Tem-se consciência de que o ambiente cultural de hoje, marcado pelo secularismo, pelo individualismo e pelo hedonismo, não favorece muito a estima, a assunção pessoal e o amadurecimento de uma vida consagrada; e assim se tornam mais claros os desafios a serem enfrentados. Mas também se compreende a força profética que pode ter a vida religiosa vivida em plenitude, como forma de vida alternativa que manifeste novos caminhos de humanismo segundo o Evangelho.
“Os conselhos evangélicos não devem ser considerados como uma negação dos valores inerentes à sexualidade, ao legítimo desejo de usufruir de bens materiais, e de decidir autonomamente sobre si próprio. Estas inclinações, enquanto fundadas na natureza, são boas em si mesmas. Mas a criatura humana, enfraquecida como está pelo pecado original, corre o risco de as exercitar de modo transgressivo.

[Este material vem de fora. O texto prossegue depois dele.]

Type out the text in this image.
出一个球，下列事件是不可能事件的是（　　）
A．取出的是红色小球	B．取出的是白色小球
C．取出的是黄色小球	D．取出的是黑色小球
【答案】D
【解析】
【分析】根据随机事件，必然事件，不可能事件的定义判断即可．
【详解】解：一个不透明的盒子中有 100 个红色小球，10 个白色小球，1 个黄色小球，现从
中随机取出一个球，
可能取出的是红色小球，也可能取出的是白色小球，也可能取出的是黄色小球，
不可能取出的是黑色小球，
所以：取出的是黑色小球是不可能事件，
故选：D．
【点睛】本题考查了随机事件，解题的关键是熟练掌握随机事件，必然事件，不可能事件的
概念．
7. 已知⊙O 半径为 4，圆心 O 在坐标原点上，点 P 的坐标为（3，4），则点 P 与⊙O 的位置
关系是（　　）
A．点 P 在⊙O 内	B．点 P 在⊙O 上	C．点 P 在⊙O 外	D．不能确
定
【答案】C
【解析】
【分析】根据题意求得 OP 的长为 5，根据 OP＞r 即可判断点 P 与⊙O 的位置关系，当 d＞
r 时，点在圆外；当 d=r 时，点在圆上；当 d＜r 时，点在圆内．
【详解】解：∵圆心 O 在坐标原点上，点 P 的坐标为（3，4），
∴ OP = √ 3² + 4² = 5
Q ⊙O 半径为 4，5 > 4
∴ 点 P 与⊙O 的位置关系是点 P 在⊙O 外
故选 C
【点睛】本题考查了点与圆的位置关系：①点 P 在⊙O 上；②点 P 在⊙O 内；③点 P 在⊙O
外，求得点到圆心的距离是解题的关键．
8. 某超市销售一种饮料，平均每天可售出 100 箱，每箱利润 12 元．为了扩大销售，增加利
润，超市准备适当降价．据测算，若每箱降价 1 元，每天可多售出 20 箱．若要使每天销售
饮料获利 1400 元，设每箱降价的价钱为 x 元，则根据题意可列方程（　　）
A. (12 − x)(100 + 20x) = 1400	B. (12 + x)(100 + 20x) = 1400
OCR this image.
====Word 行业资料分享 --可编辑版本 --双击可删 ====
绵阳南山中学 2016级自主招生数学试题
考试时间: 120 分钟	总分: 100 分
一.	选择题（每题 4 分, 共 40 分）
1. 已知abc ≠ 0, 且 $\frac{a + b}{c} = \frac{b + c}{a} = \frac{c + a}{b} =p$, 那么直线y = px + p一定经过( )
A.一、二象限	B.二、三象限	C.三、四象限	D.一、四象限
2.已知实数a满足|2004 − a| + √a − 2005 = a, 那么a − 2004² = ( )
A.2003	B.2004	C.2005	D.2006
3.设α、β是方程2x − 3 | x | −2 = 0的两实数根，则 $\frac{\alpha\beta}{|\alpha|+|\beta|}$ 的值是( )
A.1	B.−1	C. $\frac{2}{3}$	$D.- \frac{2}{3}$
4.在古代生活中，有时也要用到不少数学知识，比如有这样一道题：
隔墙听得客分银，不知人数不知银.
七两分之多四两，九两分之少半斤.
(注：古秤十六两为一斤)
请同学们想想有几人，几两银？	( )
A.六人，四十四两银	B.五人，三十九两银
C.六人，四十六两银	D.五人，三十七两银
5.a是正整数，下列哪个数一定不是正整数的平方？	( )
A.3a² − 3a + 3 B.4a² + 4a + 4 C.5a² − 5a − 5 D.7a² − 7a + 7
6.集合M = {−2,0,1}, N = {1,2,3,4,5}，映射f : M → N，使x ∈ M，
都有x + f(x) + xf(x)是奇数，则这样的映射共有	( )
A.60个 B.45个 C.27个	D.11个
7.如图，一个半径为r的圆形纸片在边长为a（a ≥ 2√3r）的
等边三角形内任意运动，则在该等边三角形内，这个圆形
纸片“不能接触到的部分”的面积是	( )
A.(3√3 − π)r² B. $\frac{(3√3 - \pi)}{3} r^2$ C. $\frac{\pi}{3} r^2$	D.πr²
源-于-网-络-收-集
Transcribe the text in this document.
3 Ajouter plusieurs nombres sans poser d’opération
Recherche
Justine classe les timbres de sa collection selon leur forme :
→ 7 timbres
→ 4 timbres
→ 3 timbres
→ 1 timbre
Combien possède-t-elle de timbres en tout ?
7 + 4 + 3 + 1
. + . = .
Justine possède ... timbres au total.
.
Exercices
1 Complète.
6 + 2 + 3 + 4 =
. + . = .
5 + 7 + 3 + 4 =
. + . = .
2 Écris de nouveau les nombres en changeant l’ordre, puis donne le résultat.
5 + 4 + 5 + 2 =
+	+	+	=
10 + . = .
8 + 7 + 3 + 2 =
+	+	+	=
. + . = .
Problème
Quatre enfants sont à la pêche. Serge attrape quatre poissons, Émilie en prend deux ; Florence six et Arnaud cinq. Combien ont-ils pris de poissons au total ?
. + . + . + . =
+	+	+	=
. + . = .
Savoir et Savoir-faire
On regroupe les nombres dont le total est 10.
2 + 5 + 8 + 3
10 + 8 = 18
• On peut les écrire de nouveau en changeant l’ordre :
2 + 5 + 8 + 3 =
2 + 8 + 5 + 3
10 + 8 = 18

A profissão de castidade, pobreza e obediência torna-se uma admoestação a que não se subestimem as feridas causadas pelo pecado original, e, embora afirmando o valor dos bens criados, relativiza-os pelo simples fato de apontar Deus como o bem absoluto. Desta forma, aqueles que seguem os conselhos evangélicos, ao mesmo tempo que procuram a santidade para si mesmos, propõem, por assim dizer, uma “terapia espiritual” para a humanidade, porque recusam a idolatria da criatura e tornam de algum modo visível o Deus vivo. A vida consagrada, especialmente em tempos difíceis, é uma bênção para a vida humana e para a própria vida eclesial.” (VC 87; cf; CG25, 33)
Não há admirar, pois, que se fale da primazia de Deus, “que entrou na nossa vida, nos conquistou e colocou a serviço do seu Reino, como sinais e portadores do seu amor” (CG25, 22); do valor humanizante e profético do seguimento de Cristo como resposta à idolatria do poder, do ter e do prazer; da graça da unidade, “que é dom do Espírito Santo e síntese vital entre união com Deus e doação ao próximo, entre interioridade evangélica e ação apostólica, entre coração orante e mãos operosas, entre exigências pessoais e compromissos comunitários. Dessa maneira integram-se harmonicamente, na aliança com Deus, a missão apostólica, a comunidade fraterna e a prática dos conselhos evangélicos” (CG25, 24).
Tudo isso se deveria traduzir na centralidade da Palavra de Deus na vida pessoal e comunitária, na celebração da Eucaristia, na qualidade da vida de oração até fazer da comunidade uma “escola de oração”, na revisão de vida, na direção espiritual, no projeto de vida pessoal e comunitário. Ainda uma vez, o ponto sobre o qual se deve insistir é a comunidade local e a vida fraterna da comunidade presente na vida dos jovens.